Another work Wilde wrote while in Florence takes us up into the hills to the basilica of San Miniato al Monte. First published in the Dublin University Magazine in 1876, the poem titled ‘San Miniato’ is almost prayer-like in its homage to the “Angel Painter”, Wilde’s epithet for the Italian painter and Dominican friar Fra Angelico, who is perhaps most famous for his frescoes at San Marco. Wilde’s rapturous emotional response upon his visit to San Miniato is expressed via numerous exclamation marks and the repetition of an exclamatory ‘O!’ that punctuates the poem.
San Miniato
See, I have climbed the mountain side
Up to this holy house of God,
Where once that Angel-Painter trod
Who saw the heavens opened wide,
And throned upon the crescent moon
The Virginal white Queen of Grace,–
Mary! could I but see thy face
Death could not come at all too soon.
O crowned by God with thorns and pain!
Mother of Christ! O mystic wife!
My heart is weary of this life
And over-sad to sing again.
O crowned by God with love and flame!
O crowned by Christ the Holy One!
O listen ere the searching sun
Show to the world my sin and shame.
Poetry wasn’t the only outlet Wilde sought out for his Florentine fantasies: an unfinished play titled ‘A Florentine Tragedy’ is a drama in blank verse found in the form of a manuscript after his death. Set in the Renaissance past, Wilde explores the Medici and the socio-political tensions in 16th-century Florence, where duels, adultery and fatal games would have undoubtedly thrilled audiences. However, ‘A Florentine Tragedy’ did manage to make the stage in Florence when it was performed back in 2009 at Palazzo Davanzati by the B-15 Arts and Media UK company, in collaboration with Syracuse University in Florence, New York University and The British Institute of Florence.

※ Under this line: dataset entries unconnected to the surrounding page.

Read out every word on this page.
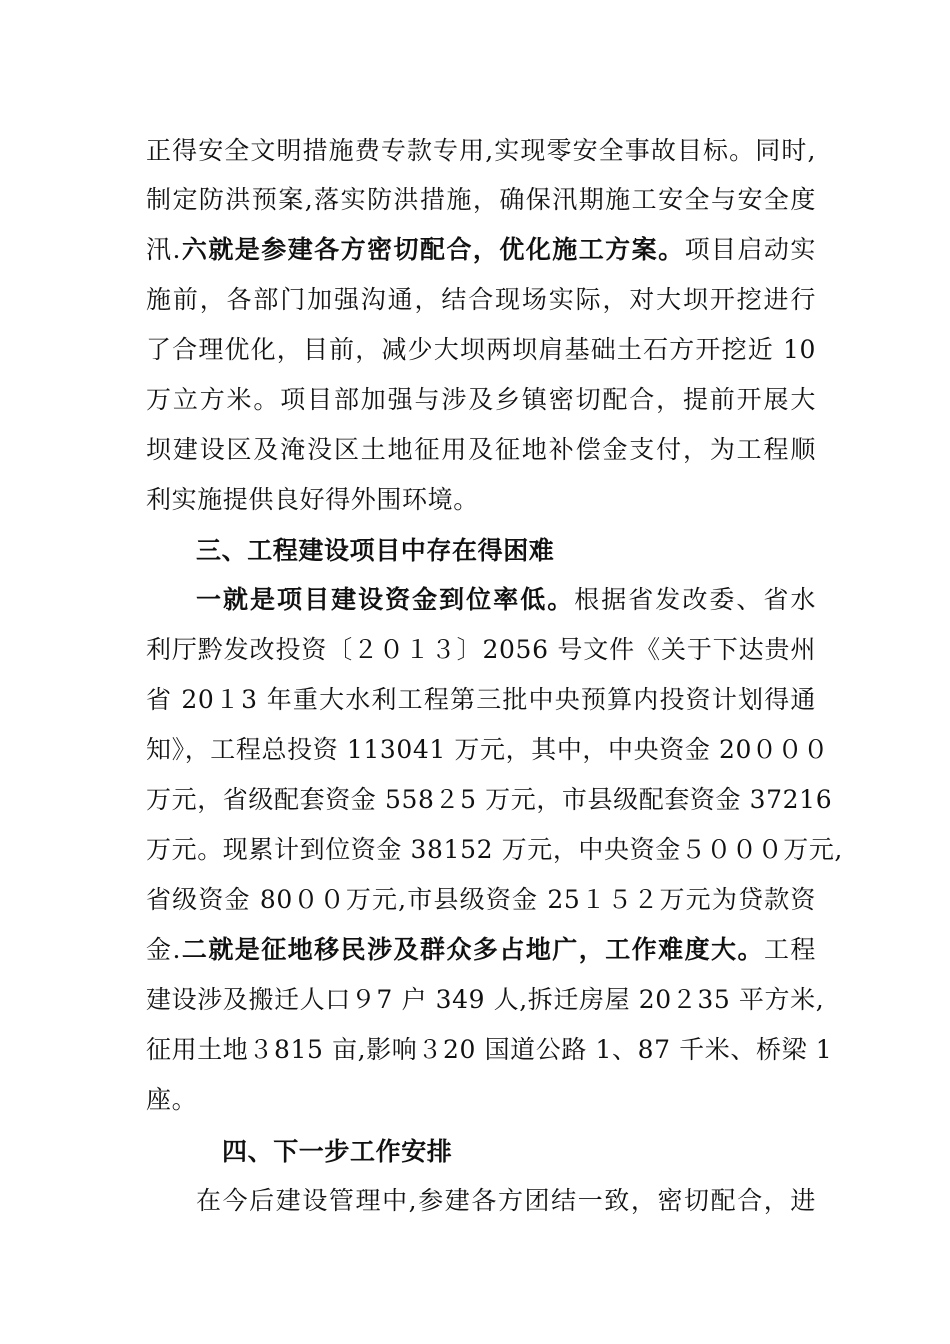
正得安全文明措施费专款专用,实现零安全事故目标。同时,
制定防洪预案,落实防洪措施，确保汛期施工安全与安全度
汛.六就是参建各方密切配合，优化施工方案。项目启动实
施前，各部门加强沟通，结合现场实际，对大坝开挖进行
了合理优化，目前，减少大坝两坝肩基础土石方开挖近 10
万立方米。项目部加强与涉及乡镇密切配合，提前开展大
坝建设区及淹没区土地征用及征地补偿金支付，为工程顺
利实施提供良好得外围环境。
三、工程建设项目中存在得困难
一就是项目建设资金到位率低。根据省发改委、省水
利厅黔发改投资〔２０１３〕2056 号文件《关于下达贵州
省 20１3 年重大水利工程第三批中央预算内投资计划得通
知》，工程总投资 113041 万元，其中，中央资金 20０００
万元，省级配套资金 558２5 万元，市县级配套资金 37216
万元。现累计到位资金 38152 万元，中央资金５０００万元,
省级资金 80００万元,市县级资金 25１５２万元为贷款资
金.二就是征地移民涉及群众多占地广，工作难度大。工程
建设涉及搬迁人口９7 户 349 人,拆迁房屋 20２35 平方米,
征用土地３815 亩,影响３20 国道公路 1、87 千米、桥梁 1
座。
四、下一步工作安排
在今后建设管理中,参建各方团结一致，密切配合，进
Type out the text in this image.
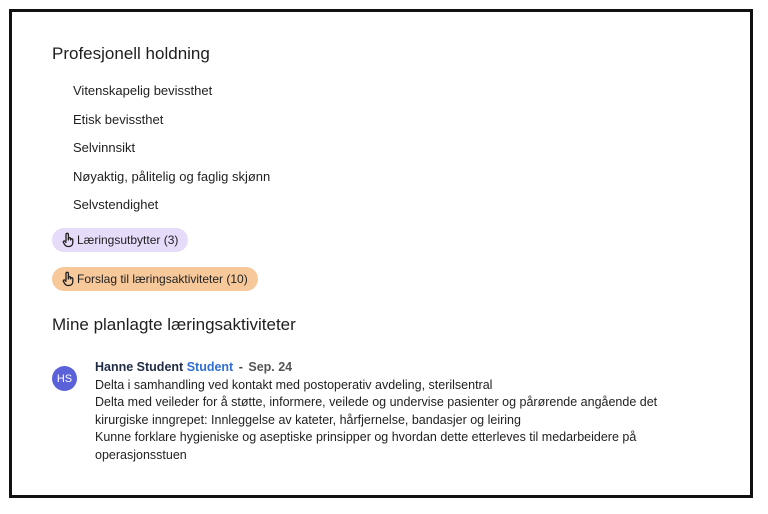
Profesjonell holdning
Vitenskapelig bevissthet
Etisk bevissthet
Selvinnsikt
Nøyaktig, pålitelig og faglig skjønn
Selvstendighet
Læringsutbytter (3)
Forslag til læringsaktiviteter (10)
Mine planlagte læringsaktiviteter
HS
Hanne Student Student - Sep. 24
Delta i samhandling ved kontakt med postoperativ avdeling, sterilsentral
Delta med veileder for å støtte, informere, veilede og undervise pasienter og pårørende angående det
kirurgiske inngrepet: Innleggelse av kateter, hårfjernelse, bandasjer og leiring
Kunne forklare hygieniske og aseptiske prinsipper og hvordan dette etterleves til medarbeidere på
operasjonsstuen
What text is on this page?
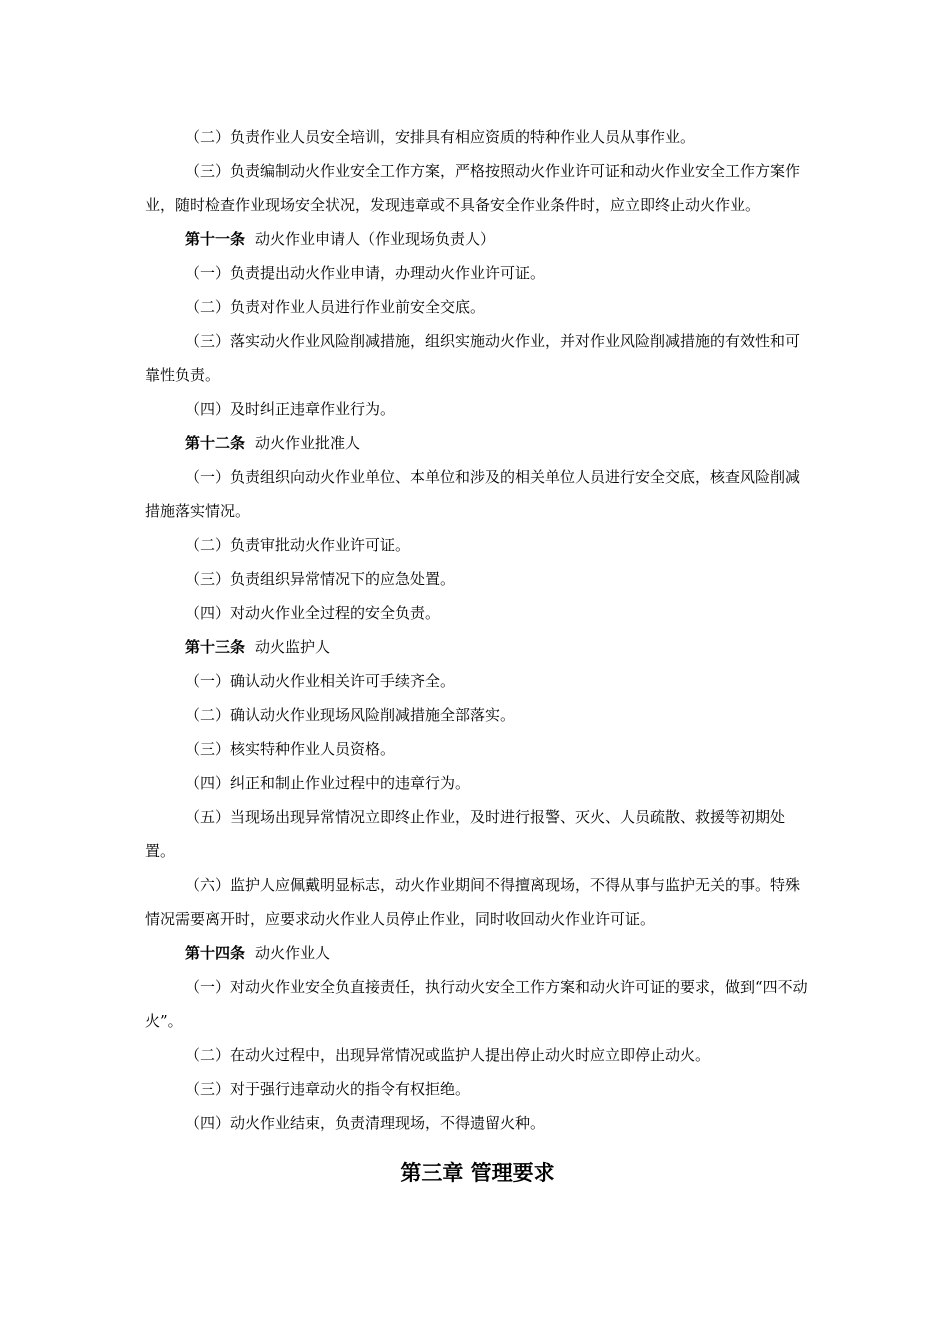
（二）负责作业人员安全培训，安排具有相应资质的特种作业人员从事作业。

（三）负责编制动火作业安全工作方案，严格按照动火作业许可证和动火作业安全工作方案作业，随时检查作业现场安全状况，发现违章或不具备安全作业条件时，应立即终止动火作业。

第十一条 动火作业申请人（作业现场负责人）

（一）负责提出动火作业申请，办理动火作业许可证。

（二）负责对作业人员进行作业前安全交底。

（三）落实动火作业风险削减措施，组织实施动火作业，并对作业风险削减措施的有效性和可靠性负责。

（四）及时纠正违章作业行为。

第十二条 动火作业批准人

（一）负责组织向动火作业单位、本单位和涉及的相关单位人员进行安全交底，核查风险削减措施落实情况。

（二）负责审批动火作业许可证。

（三）负责组织异常情况下的应急处置。

（四）对动火作业全过程的安全负责。

第十三条 动火监护人

（一）确认动火作业相关许可手续齐全。

（二）确认动火作业现场风险削减措施全部落实。

（三）核实特种作业人员资格。

（四）纠正和制止作业过程中的违章行为。

（五）当现场出现异常情况立即终止作业，及时进行报警、灭火、人员疏散、救援等初期处置。

（六）监护人应佩戴明显标志，动火作业期间不得擅离现场，不得从事与监护无关的事。特殊情况需要离开时，应要求动火作业人员停止作业，同时收回动火作业许可证。

第十四条 动火作业人

（一）对动火作业安全负直接责任，执行动火安全工作方案和动火许可证的要求，做到“四不动火”。

（二）在动火过程中，出现异常情况或监护人提出停止动火时应立即停止动火。

（三）对于强行违章动火的指令有权拒绝。

（四）动火作业结束，负责清理现场，不得遗留火种。

第三章 管理要求
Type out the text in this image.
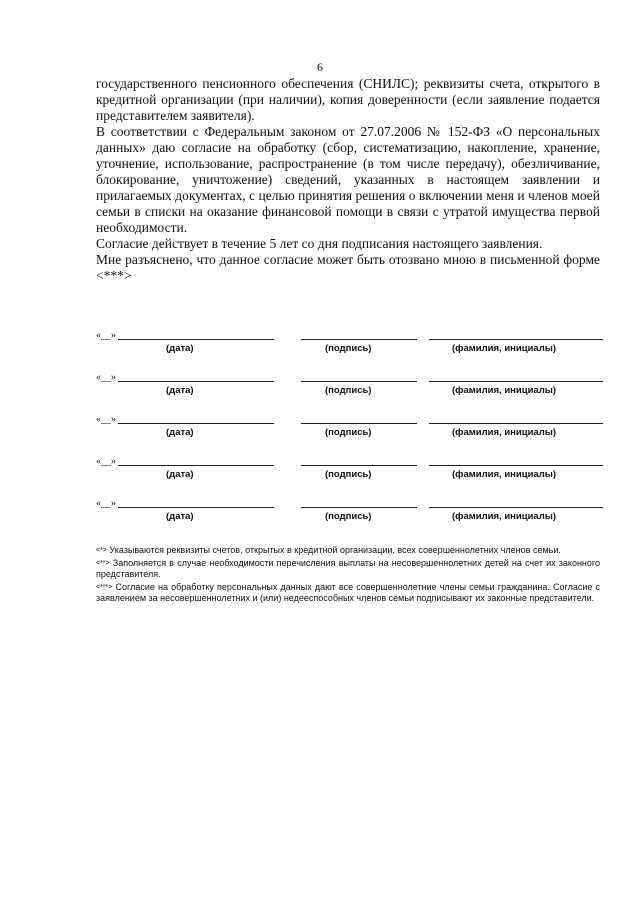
6

государственного пенсионного обеспечения (СНИЛС); реквизиты счета, открытого в кредитной организации (при наличии), копия доверенности (если заявление подается представителем заявителя).

В соответствии с Федеральным законом от 27.07.2006 № 152-ФЗ «О персональных данных» даю согласие на обработку (сбор, систематизацию, накопление, хранение, уточнение, использование, распространение (в том числе передачу), обезличивание, блокирование, уничтожение) сведений, указанных в настоящем заявлении и прилагаемых документах, с целью принятия решения о включении меня и членов моей семьи в списки на оказание финансовой помощи в связи с утратой имущества первой необходимости.

Согласие действует в течение 5 лет со дня подписания настоящего заявления.

Мне разъяснено, что данное согласие может быть отозвано мною в письменной форме <***>

«__»
(дата)	(подпись)	(фамилия, инициалы)
«__»
(дата)	(подпись)	(фамилия, инициалы)
«__»
(дата)	(подпись)	(фамилия, инициалы)
«__»
(дата)	(подпись)	(фамилия, инициалы)
«__»
(дата)	(подпись)	(фамилия, инициалы)

<*> Указываются реквизиты счетов, открытых в кредитной организации, всех совершеннолетних членов семьи.

<**> Заполняется в случае необходимости перечисления выплаты на несовершеннолетних детей на счет их законного представителя.

<***> Согласие на обработку персональных данных дают все совершеннолетние члены семьи гражданина. Согласие с заявлением за несовершеннолетних и (или) недееспособных членов семьи подписывают их законные представители.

Letters divulge more of Wilde’s thoughts while touring the city. He wrote to his father upon visiting the basilica of San Lorenzo, where he was struck by the “classic Florentine style” construction, the “long nave supported by Greek columns” and the two Medici chapels, calling them “magnificent, very high and octagonal”.
A trip to the Etruscan Museum was defined “Very Interesting” before describing his dinner in a restaurant near San Miniato, with the fresh air of the evening and his walk back home past Palazzo Pitti. He left the city “with much regret”, as he told his mother Lady Wilde, and inevitably we are left to ponder what other works might have emerged had he spent more time here.
Oscar Wilde, dramatist, poet, celebrity and excellent Italian tour guide, grants us glimpses into the marvels of the Italian landscape, history and culture in many other works based in other parts of Italy, but these are his Florentine fragments, which we can treasure.